Patients who received at least 1 infusion of obe-cel experienced a median OS of 15.6 months (95% CI, 12.9-NE); the estimated 6- and 12-month OS rates were 80.3% and 61.1%, respectively.
Notably, bone marrow burden prior to lymphodepletion correlated with OS; the estimated 12-month OS rates for patients with low, intermediate, and high bone marrow burden were 72% (95% CI, 53%-84%), 59% (95% CI, 44%-71%), and 55% (95% CI, 38%-69%), respectively.
Any-grade CRS occurred in 68.5% of patients who received at least 1 dose of obe-cel, and the rate of grade 3 or higher CRS was 2.4%. The median time to onset of CRS was 8 days (range, 1-23), and the median duration of CRS was 5 days (range, 1-21).
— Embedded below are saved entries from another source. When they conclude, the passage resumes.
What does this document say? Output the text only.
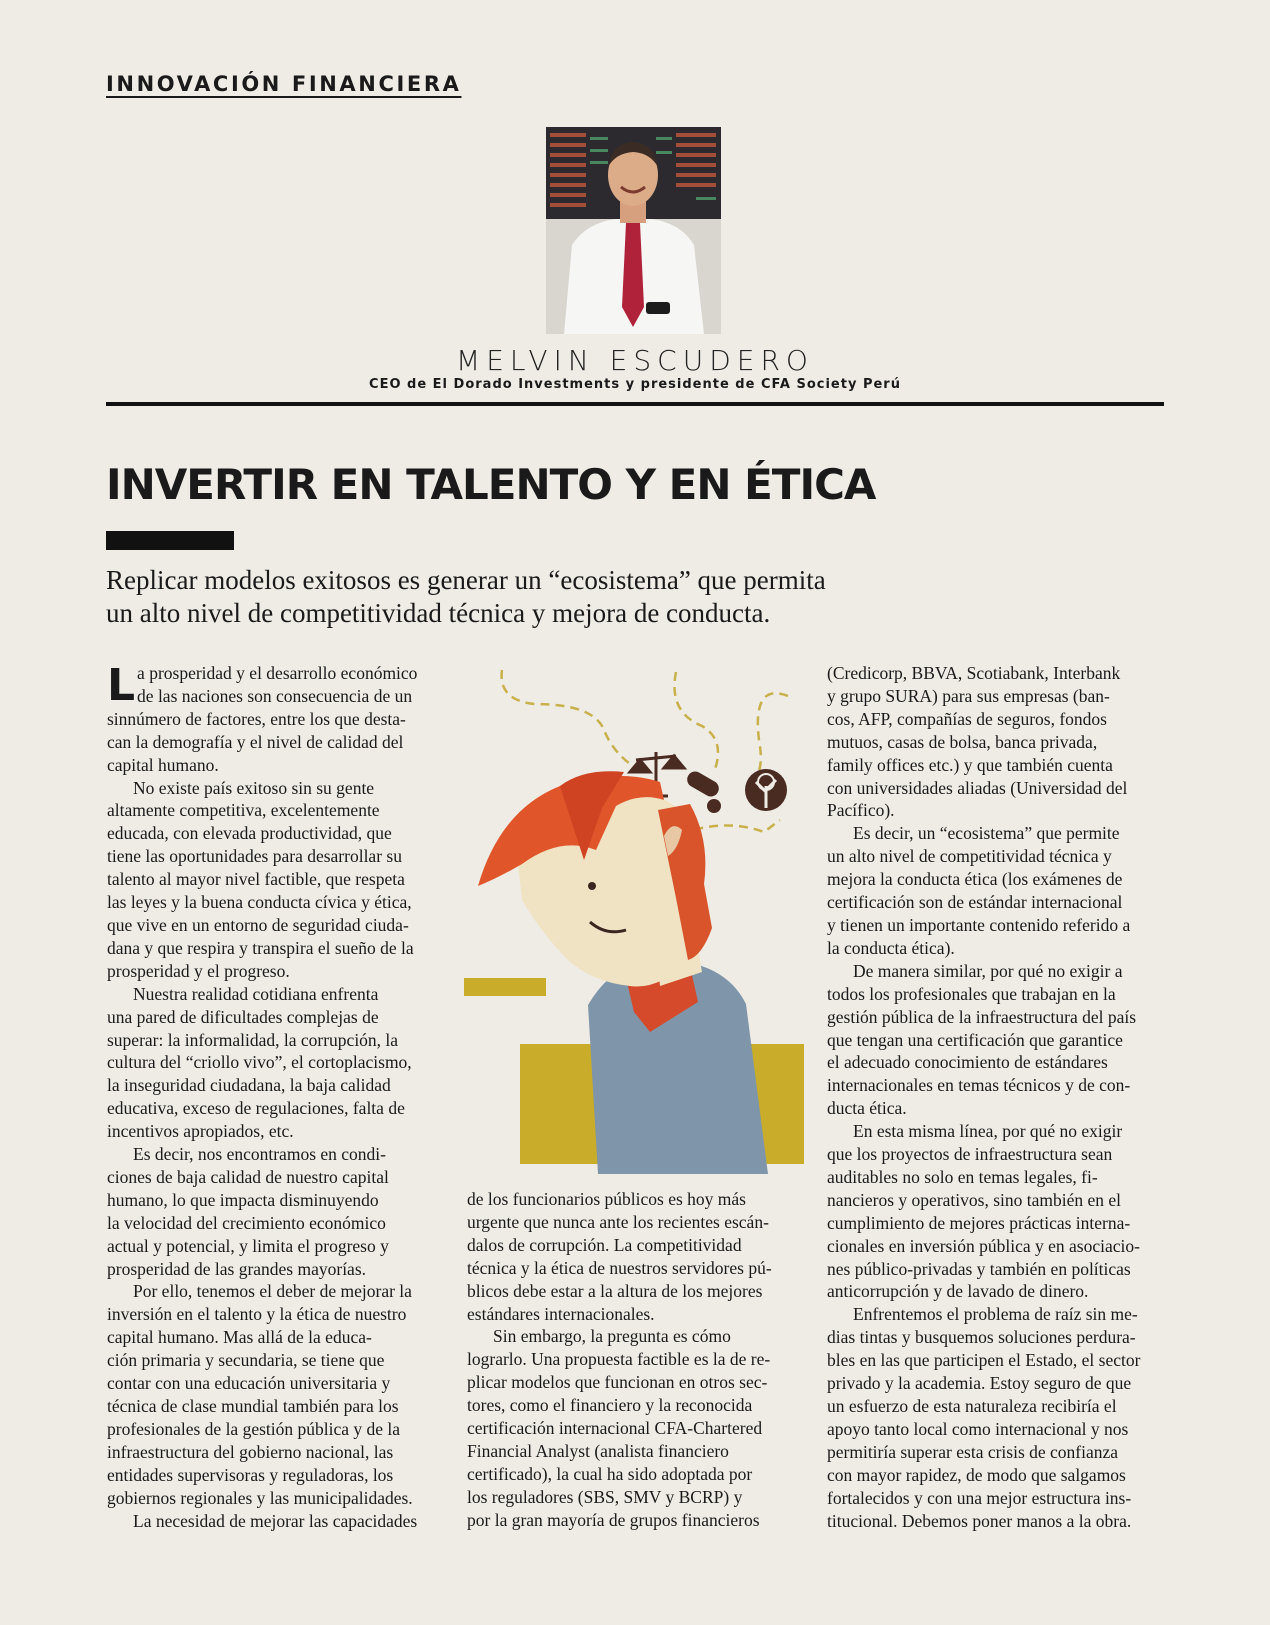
INNOVACIÓN FINANCIERA
MELVIN ESCUDERO
CEO de El Dorado Investments y presidente de CFA Society Perú
INVERTIR EN TALENTO Y EN ÉTICA

Replicar modelos exitosos es generar un “ecosistema” que permita
un alto nivel de competitividad técnica y mejora de conducta.

L a prosperidad y el desarrollo económico

de las naciones son consecuencia de un

sinnúmero de factores, entre los que desta-

can la demografía y el nivel de calidad del

capital humano.

No existe país exitoso sin su gente

altamente competitiva, excelentemente

educada, con elevada productividad, que

tiene las oportunidades para desarrollar su

talento al mayor nivel factible, que respeta

las leyes y la buena conducta cívica y ética,

que vive en un entorno de seguridad ciuda-

dana y que respira y transpira el sueño de la

prosperidad y el progreso.

Nuestra realidad cotidiana enfrenta

una pared de dificultades complejas de

superar: la informalidad, la corrupción, la

cultura del “criollo vivo”, el cortoplacismo,

la inseguridad ciudadana, la baja calidad

educativa, exceso de regulaciones, falta de

incentivos apropiados, etc.

Es decir, nos encontramos en condi-

ciones de baja calidad de nuestro capital

humano, lo que impacta disminuyendo

la velocidad del crecimiento económico

actual y potencial, y limita el progreso y

prosperidad de las grandes mayorías.

Por ello, tenemos el deber de mejorar la

inversión en el talento y la ética de nuestro

capital humano. Mas allá de la educa-

ción primaria y secundaria, se tiene que

contar con una educación universitaria y

técnica de clase mundial también para los

profesionales de la gestión pública y de la

infraestructura del gobierno nacional, las

entidades supervisoras y reguladoras, los

gobiernos regionales y las municipalidades.

La necesidad de mejorar las capacidades

de los funcionarios públicos es hoy más

urgente que nunca ante los recientes escán-

dalos de corrupción. La competitividad

técnica y la ética de nuestros servidores pú-

blicos debe estar a la altura de los mejores

estándares internacionales.

Sin embargo, la pregunta es cómo

lograrlo. Una propuesta factible es la de re-

plicar modelos que funcionan en otros sec-

tores, como el financiero y la reconocida

certificación internacional CFA-Chartered

Financial Analyst (analista financiero

certificado), la cual ha sido adoptada por

los reguladores (SBS, SMV y BCRP) y

por la gran mayoría de grupos financieros

(Credicorp, BBVA, Scotiabank, Interbank

y grupo SURA) para sus empresas (ban-

cos, AFP, compañías de seguros, fondos

mutuos, casas de bolsa, banca privada,

family offices etc.) y que también cuenta

con universidades aliadas (Universidad del

Pacífico).

Es decir, un “ecosistema” que permite

un alto nivel de competitividad técnica y

mejora la conducta ética (los exámenes de

certificación son de estándar internacional

y tienen un importante contenido referido a

la conducta ética).

De manera similar, por qué no exigir a

todos los profesionales que trabajan en la

gestión pública de la infraestructura del país

que tengan una certificación que garantice

el adecuado conocimiento de estándares

internacionales en temas técnicos y de con-

ducta ética.

En esta misma línea, por qué no exigir

que los proyectos de infraestructura sean

auditables no solo en temas legales, fi-

nancieros y operativos, sino también en el

cumplimiento de mejores prácticas interna-

cionales en inversión pública y en asociacio-

nes público-privadas y también en políticas

anticorrupción y de lavado de dinero.

Enfrentemos el problema de raíz sin me-

dias tintas y busquemos soluciones perdura-

bles en las que participen el Estado, el sector

privado y la academia. Estoy seguro de que

un esfuerzo de esta naturaleza recibiría el

apoyo tanto local como internacional y nos

permitiría superar esta crisis de confianza

con mayor rapidez, de modo que salgamos

fortalecidos y con una mejor estructura ins-

titucional. Debemos poner manos a la obra.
The respective rates of any-grade and grade 3 or higher ICANS in the obe-cel–treated population were 22.8% and 7.1%. The median time to onset of and median duration of ICANS was 12 days (range, 1-31) and 8 days (range, 1-53), respectively. Among patients who experienced grade 3 or higher ICANS (n = 9), 56% had a bone marrow blast level of greater than 75% before lymphodepletion, and 44% had a bone marrow blast level of 5% to 75%. No instances of grade 3 or higher ICANS were reported in patients with bone marrow blast levels of less than 5% prior to lymphodepletion.
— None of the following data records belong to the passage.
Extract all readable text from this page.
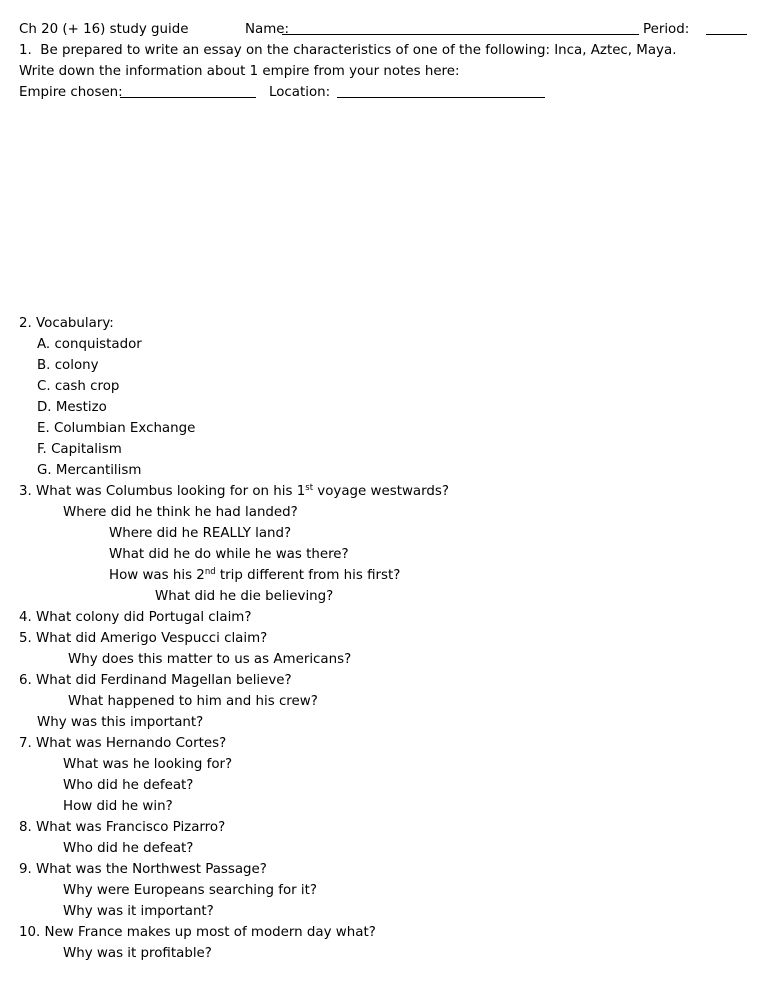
Ch 20 (+ 16) study guide	Name:	Period:
1.  Be prepared to write an essay on the characteristics of one of the following: Inca, Aztec, Maya.
Write down the information about 1 empire from your notes here:
Empire chosen:	Location:
2. Vocabulary:
A. conquistador
B. colony
C. cash crop
D. Mestizo
E. Columbian Exchange
F. Capitalism
G. Mercantilism
3. What was Columbus looking for on his 1st voyage westwards?
Where did he think he had landed?
Where did he REALLY land?
What did he do while he was there?
How was his 2nd trip different from his first?
What did he die believing?
4. What colony did Portugal claim?
5. What did Amerigo Vespucci claim?
Why does this matter to us as Americans?
6. What did Ferdinand Magellan believe?
What happened to him and his crew?
Why was this important?
7. What was Hernando Cortes?
What was he looking for?
Who did he defeat?
How did he win?
8. What was Francisco Pizarro?
Who did he defeat?
9. What was the Northwest Passage?
Why were Europeans searching for it?
Why was it important?
10. New France makes up most of modern day what?
Why was it profitable?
After the infusion of obe-cel, 15.7% of patients were admitted to an intensive care unit, and the median stay was 5.5 days (range, 1-37). Seven of these admissions were for the management of ICANS (n = 5) or CRS (n = 2).
Febrile neutropenia was observed in 24.4% of patients. Infections led to 5 deaths, including neutropenic sepsis (related to obe-cel, n = 1; not related to obe-cel, n = 1), sepsis (not related to obe-cel, n = 2), and abdominal infection (not related to obe-cel, n = 1). One other death (acute respiratory distress syndrome with ongoing ICANS) was deemed related to obe-cel.
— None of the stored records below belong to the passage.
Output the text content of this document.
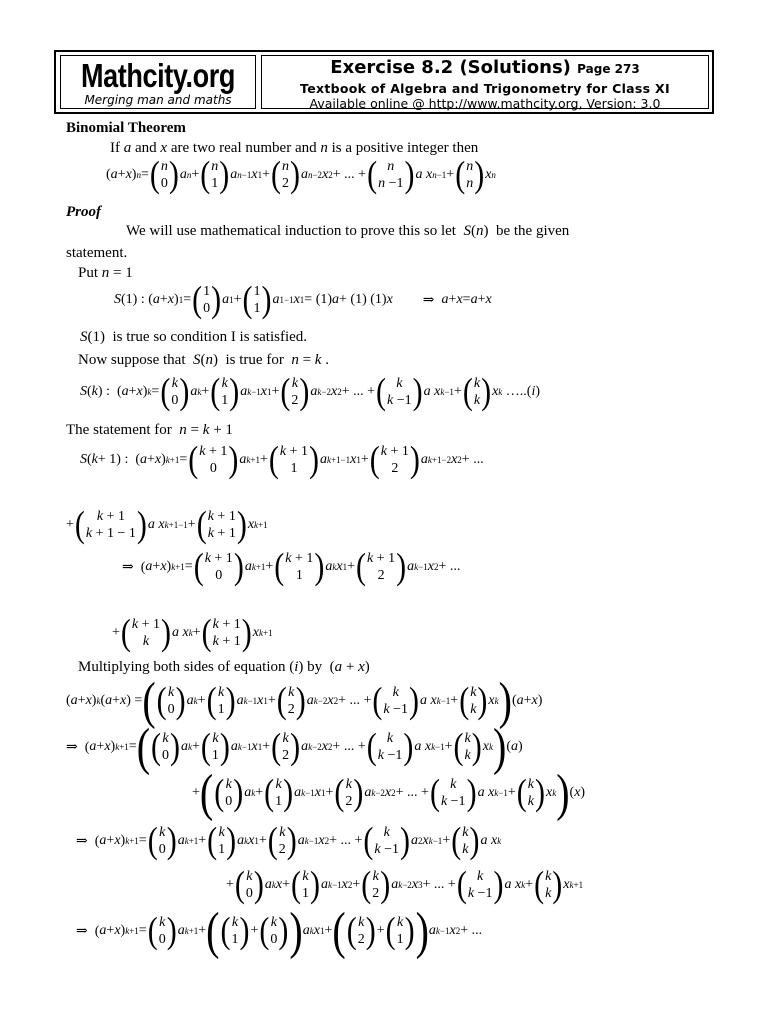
Mathcity.org
Merging man and maths
Exercise 8.2 (Solutions) Page 273
Textbook of Algebra and Trigonometry for Class XI
Available online @ http://www.mathcity.org, Version: 3.0
Binomial Theorem
If a and x are two real number and n is a positive integer then
( a + x ) n = ( n
0 ) a n + ( n
1 ) a n−1 x 1 + ( n
2 ) a n−2 x 2 + ... + ( n
n −1 ) a x n−1 + ( n
n ) x n
Proof
We will use mathematical induction to prove this so let  S(n)  be the given
statement.
Put n = 1
S (1) : ( a + x ) 1 = ( 1
0 ) a 1 + ( 1
1 ) a 1−1 x 1 = (1) a + (1) (1) x ⇒ a + x = a + x
S(1)  is true so condition I is satisfied.
Now suppose that  S(n)  is true for  n = k .
S ( k ) :  ( a + x ) k = ( k
0 ) a k + ( k
1 ) a k−1 x 1 + ( k
2 ) a k−2 x 2 + ... + ( k
k −1 ) a x k−1 + ( k
k ) x k
…..(i)
The statement for  n = k + 1
S ( k + 1) :  ( a + x ) k+1 = ( k + 1
0 ) a k+1 + ( k + 1
1 ) a k+1−1 x 1 + ( k + 1
2 ) a k+1−2 x 2 + ...
+ ( k + 1
k + 1 − 1 ) a x k+1−1 + ( k + 1
k + 1 ) x k+1
⇒  ( a + x ) k+1 = ( k + 1
0 ) a k+1 + ( k + 1
1 ) a k x 1 + ( k + 1
2 ) a k−1 x 2 + ...
+ ( k + 1
k ) a x k + ( k + 1
k + 1 ) x k+1
Multiplying both sides of equation (i) by  (a + x)
( a + x ) k ( a + x ) = ( ( k
0 ) a k + ( k
1 ) a k−1 x 1 + ( k
2 ) a k−2 x 2 + ... + ( k
k −1 ) a x k−1 + ( k
k ) x k ) ( a + x )
⇒  ( a + x ) k+1 = ( ( k
0 ) a k + ( k
1 ) a k−1 x 1 + ( k
2 ) a k−2 x 2 + ... + ( k
k −1 ) a x k−1 + ( k
k ) x k ) ( a )
+ ( ( k
0 ) a k + ( k
1 ) a k−1 x 1 + ( k
2 ) a k−2 x 2 + ... + ( k
k −1 ) a x k−1 + ( k
k ) x k ) ( x )
⇒  ( a + x ) k+1 = ( k
0 ) a k+1 + ( k
1 ) a k x 1 + ( k
2 ) a k−1 x 2 + ... + ( k
k −1 ) a 2 x k−1 + ( k
k ) a x k
+ ( k
0 ) a k x + ( k
1 ) a k−1 x 2 + ( k
2 ) a k−2 x 3 + ... + ( k
k −1 ) a x k + ( k
k ) x k+1
⇒  ( a + x ) k+1 = ( k
0 ) a k+1 + ( ( k
1 ) + ( k
0 ) ) a k x 1 + ( ( k
2 ) + ( k
1 ) ) a k−1 x 2 + ...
“With its low rates of serious [AEs] coupled with compelling long-term survival data and durable responses, obe-cel offers real hope for adult [patients with ALL],” Claire Roddie, MD, PhD, FRCPath, lead investigator of FELIX and an associate professor of hematology at the University College London Cancer Institute, stated in a news release.2 “Obe-cel’s durable responses were particularly observed in patients with [low-to-intermediate] bone marrow burden, including patients who did not receive consolidative alloSCT, and there could be an opportunity to use obe-cel as earlier-line consolidation.”